Note that all maps on this site are only
indicative. You should never set out without the correct OS map.
Years ago, long before electric refrigeration, someone came up
with the bright idea of "capturing" the ice which formed up on the
hills high above Sourton Down. They cut a series of huge rectangular
troughs running, ladder-fashion, across the hill underneath a spring.
Around December time the water from this spring would be allowed,
via a series of gates and runnels, to fill each of the shallow basins.
The inevitable cold - guaranteed on this high part of northern Dartmoor
before the advent of global warming - would soon turn the imprisoned
water to ice, and this would then be covered over by protective
layers of peat and fern for use in spring and summer.
This isn't quite the walk that was featured
on ITV Westcountry's evening news programme recently - but it ends
up in the same place. That is - at the Ice Works.
Basic hike: from Sourton (just south of Okehampton
on the Tavistock road) up onto the moors, heading north east to
the Ice Works and then south onto Sourton Tors. Back via the path
opposite Lake Down.
Recommended map: Ordnance Survey OL28, Dartmoor.
Distance and going: Two and a half miles - easy
going.
Since I learned about the Ice Works
during the writing of a WMN series called Delve Into Dartmoor, I'd
wanted to visit the place - but wasn't quite sure where to find
it. The area around Sourton Tors is pretty extensive and the modern
OS map (Explorer OL28) doesn't show anything in the way of rectangular
remains.
I managed to find the place though. All you do is come off the
A30 on the Sourton Down junction above Okehampton-west, drive a
mile south along the Tavistock road, and you come to the hamlet
of Sourton. Turn left into what passes for a village green, below
the village hall and church, and there's plenty of room to park.
Now it's simply a matter of heading for the high moors which lurk
immediately above the graveyard. Take the footpath which crosses
the old railway line (now the Granite Way cycle-path) and you will
find yourself in one of the old Dartmoor drifts - a sort of stone
walled funnel down which farmers and shepherds once used to herd
their sheep and ponies.
By the way, the old WMN journalist
William Crossing, wrote 100 years ago that the "new" railway looked
set to spoil lonesome Sourton.

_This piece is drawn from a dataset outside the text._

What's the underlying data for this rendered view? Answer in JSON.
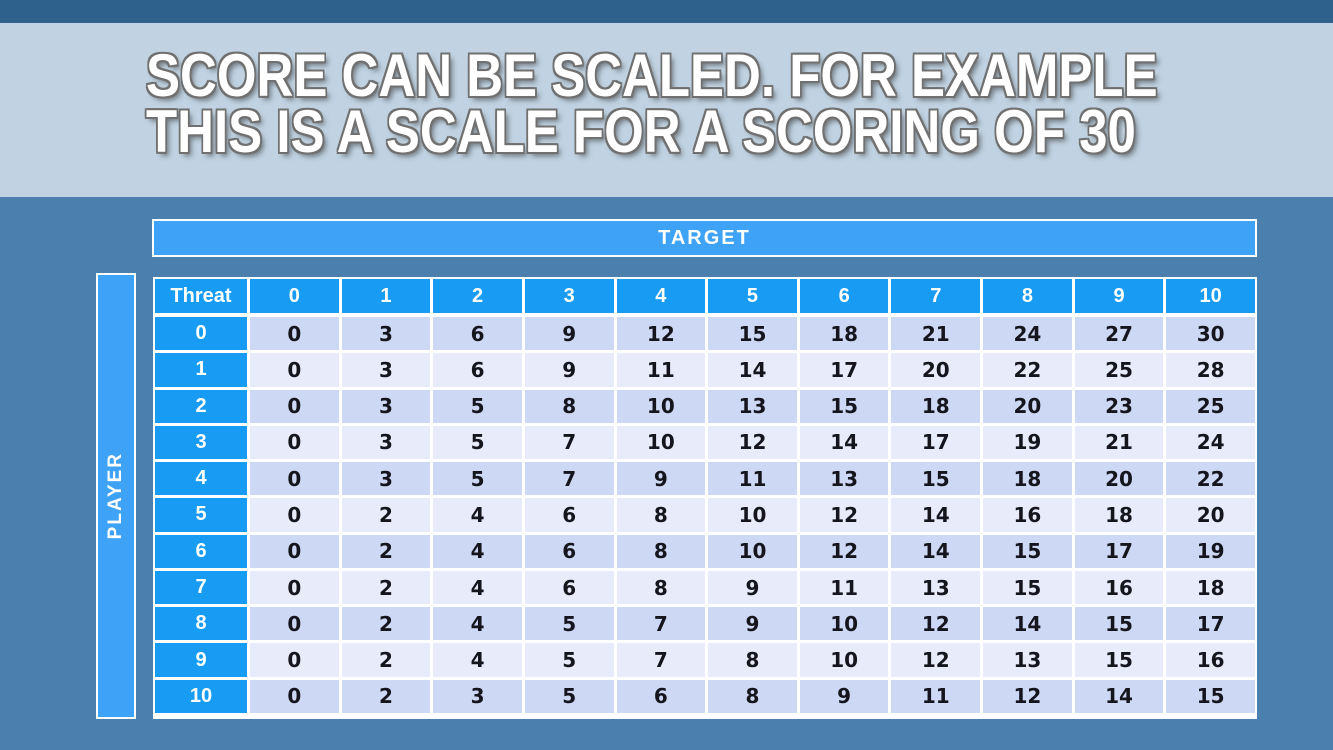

It didn't, but one can look back
now with amusement over his fears. Crossing said the railway had
"robbed" the place of its moorland character. He needn't have worried
- the Iron Road came and went without leaving too much of a mark
upon the local charm.
At the upper, moorland, end of the funnel the walker is confronted
by a number of choices. A path called the Dartmoor Way swings away
immediately to the left and another proceeds in the opposite direction
- south west. But there's a middle option - a grassy path that curves
up around the base of the steep incline that rises in front of you
- first north-east, then east.
Up this I went, for no other reason than it looked like the best
bet as far as gaining the top of the rocks was concerned. The geology
here is a trifle strange - the Sourton Tors are ranged along a very
steep ridge, but as you ascend the track around the gentler northern
end, so you realise that there' s a second lot of much higher rocks.
Between the two there's a shallow moorland basin - it's almost as
if Mother Nature decided where she'd end the north-western limit
of Dartmoor, then changed her mind and had a second shot.
Anyway, it is to the north of all this
- on the slopes leading up from the Okehampton side - that you find
the Ice Works. The first thing you come across is a stone-walled
pit (goodness knows what this was for) and, above, you reach the
rectangular grid of long thin depressions. Each is about four feet
deep and about 75 metres long, but you can see that erosion must
have both raised the level of the actual beds and decreased the
height of their retaining walls.
Things don't get that warm up on Sourton Down even now - and somehow
you can imagine how the ice-men would start coming back up from
Okehampton in springtime to reap their chilly harvest. The ice would
be packed in fern and transported by cart all over South and Mid
Devon.
It would even make it as far as Plymouth where trawler captains
took to using it as a way of keeping the fish fresh. Apparently,
this marked the very beginning of the era when fishermen were able
to go of to sea for days rather than being forced home each night
with their catch.
Having found the strange old place, I marched on
up to the top of the Sourton Tors, before returning to the hamlet
down the little coombe slightly to the east - opposite the great
sweep of hill known as Lake Down.
Before I did, I sat there in the evening light absorbing the vast
panorama that lay before me. When it comes to sunsets, Sourton Tors
offers one of the finest vantage points in the region - you get
to see half of Devon and half of Cornwall darken in the golden gloaming.
And you are just ten minutes walk and a couple of minutes drive
away from the busiest main road in the region.